Hopefully that helps clarify.

scott · June 30, 2024, 2:39pm

Makes perfect sense, thanks

xiamumeiyoudao · December 12, 2024, 11:39am

Hi. Need v1beta API version(now v1), so that you can use latest models like 2.0-flash.

Refer Giải thích về các phiên bản API | Gemini API | Google AI for Developers.

Guess I’ve got it. But I don’t know what is the difference without Class GoogleAI.

let http = HTTP.create(); // 假设你有一个 HTTP 工具类

let response = http.request({
  "url": "https://generativelanguage.googleapis.com/v1beta/models/gemini-2.0-flash-exp:generateContent?key=YOU_KEY",
  "method": "POST",
  "data": {
    contents: [{
      parts: [{
        text: "你是一个智能助手"
      }]
    }]
  },
  "headers": {
    "Content-Type": "application/json"
  }
});

if (response.success) {
  var text = response.responseData.candidates[0].content.parts[0].text;
  var data = response.responseData;
  var thisDraft = Draft.find("43422D83-F3E5-41E3-A183-8B29353CDBE0");
  thisDraft.append(text);
  thisDraft.update();
  console.log(thisDraft.content);
}
else {
  console.log(response.statusCode);
  console.log(response.error);
}

agiletortoise · December 13, 2024, 3:15pm

The GoogleAI class is just a convenience wrapper and takes care of remembering an API key for you, but you can always use HTTP if it does not do something you need.
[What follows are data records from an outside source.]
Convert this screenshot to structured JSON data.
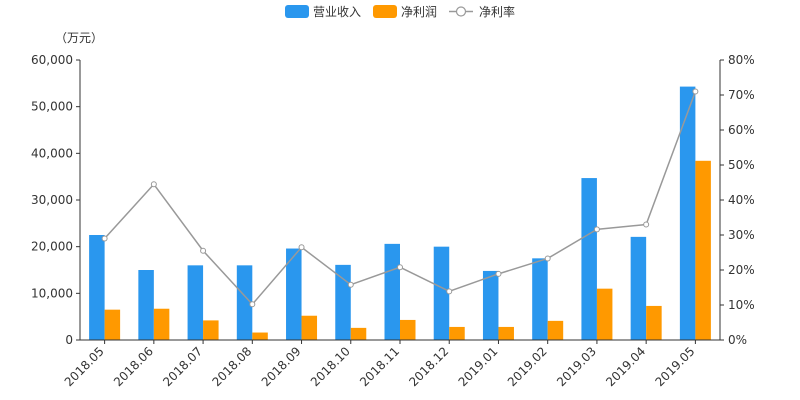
{
  "chart_data": {
    "type": "bar",
    "unit_label": "（万元）",
    "categories": [
      "2018.05",
      "2018.06",
      "2018.07",
      "2018.08",
      "2018.09",
      "2018.10",
      "2018.11",
      "2018.12",
      "2019.01",
      "2019.02",
      "2019.03",
      "2019.04",
      "2019.05"
    ],
    "series": [
      {
        "name": "营业收入",
        "kind": "bar",
        "axis": "left",
        "color": "#2a97ee",
        "values": [
          22500,
          15000,
          16000,
          16000,
          19600,
          16100,
          20600,
          20000,
          14800,
          17500,
          34700,
          22100,
          54300
        ]
      },
      {
        "name": "净利润",
        "kind": "bar",
        "axis": "left",
        "color": "#ff9900",
        "values": [
          6500,
          6700,
          4200,
          1600,
          5200,
          2600,
          4300,
          2800,
          2800,
          4100,
          11000,
          7300,
          38400
        ]
      },
      {
        "name": "净利率",
        "kind": "line",
        "axis": "right",
        "color": "#999999",
        "values": [
          29,
          44.5,
          25.5,
          10.2,
          26.5,
          15.8,
          20.8,
          13.9,
          18.9,
          23.3,
          31.6,
          33,
          71
        ]
      }
    ],
    "y_left": {
      "range": [
        0,
        60000
      ],
      "ticks": [
        "0",
        "10,000",
        "20,000",
        "30,000",
        "40,000",
        "50,000",
        "60,000"
      ]
    },
    "y_right": {
      "range": [
        0,
        80
      ],
      "ticks": [
        "0%",
        "10%",
        "20%",
        "30%",
        "40%",
        "50%",
        "60%",
        "70%",
        "80%"
      ]
    },
    "legend_position": "top-center",
    "grid": false
  }
}
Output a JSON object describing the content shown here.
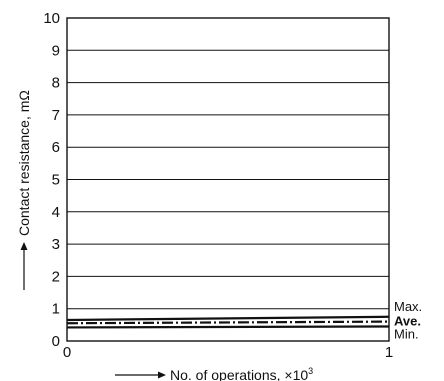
{
  "chart_data": {
    "type": "line",
    "xlabel": "No. of operations, ×10",
    "xlabel_exponent": "3",
    "ylabel": "Contact resistance, mΩ",
    "xlim": [
      0,
      1
    ],
    "ylim": [
      0,
      10
    ],
    "x_ticks": [
      "0",
      "1"
    ],
    "y_ticks": [
      "0",
      "1",
      "2",
      "3",
      "4",
      "5",
      "6",
      "7",
      "8",
      "9",
      "10"
    ],
    "grid": "horizontal",
    "x": [
      0,
      1
    ],
    "series": [
      {
        "name": "Max.",
        "values": [
          0.65,
          0.75
        ],
        "style": "solid",
        "color": "#111111"
      },
      {
        "name": "Ave.",
        "values": [
          0.55,
          0.6
        ],
        "style": "dash-dot",
        "color": "#111111"
      },
      {
        "name": "Min.",
        "values": [
          0.42,
          0.45
        ],
        "style": "solid",
        "color": "#111111"
      }
    ]
  }
}
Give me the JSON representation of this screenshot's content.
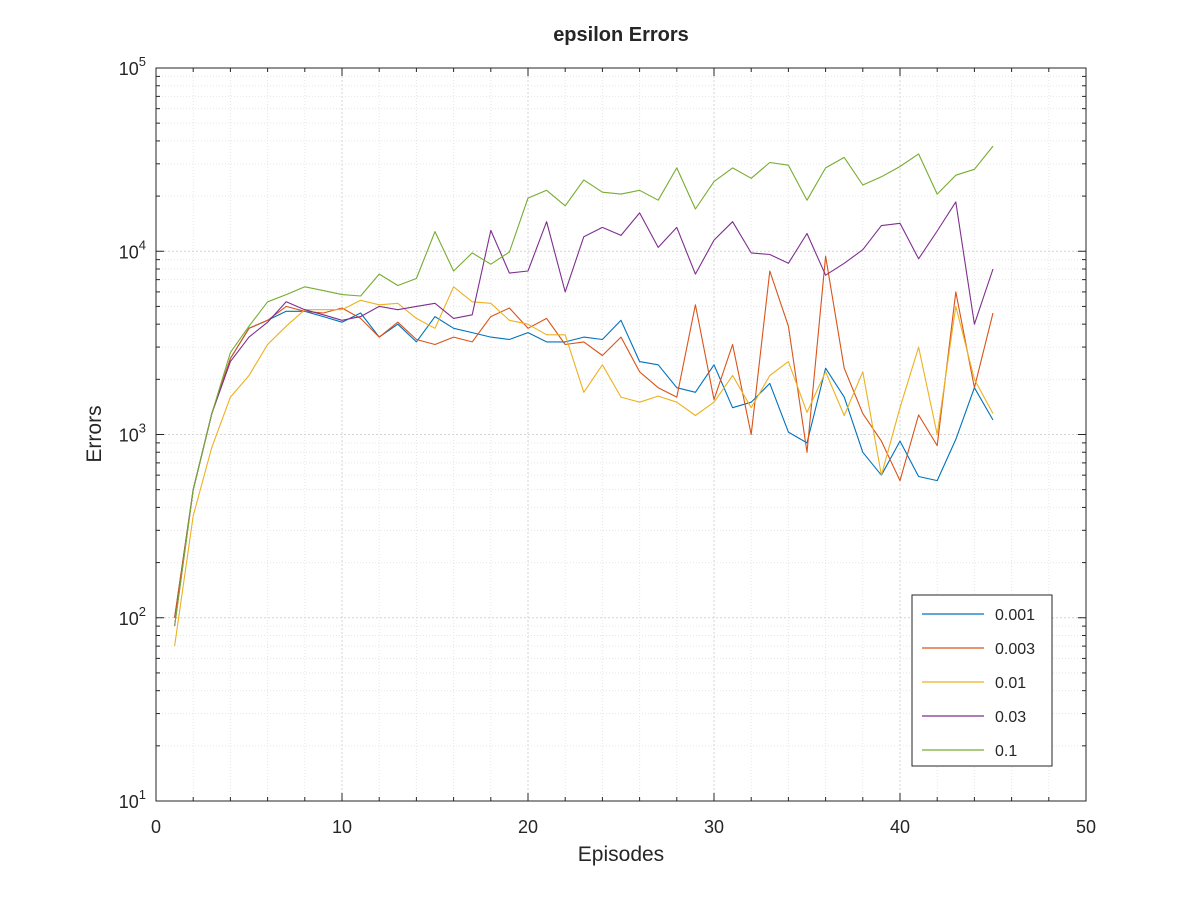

I should expose the API version as a property, however, now that there are multiple options, so it could be overridden. Will do that.

jsamlarose · March 30, 2025, 9:08pm

Found my way to this thread because Gemini has reportedly become more capable in recent days. Might be worth noting that the default model in the Ask Gemini might need to be updated on first use, for anyone installing it now (time and AI move quickly, and this was first posted in 2024.

If you get a little confused (like I did) check the models list here: Gemini models | Gemini API | Google AI for Developers and copy the appropriate model into the script, being sure to retain the “model/” root ahead of each model in your list.

agiletortoise · March 31, 2025, 1:31pm

Thanks for the reminder. I update the action to include a couple of the newer model options.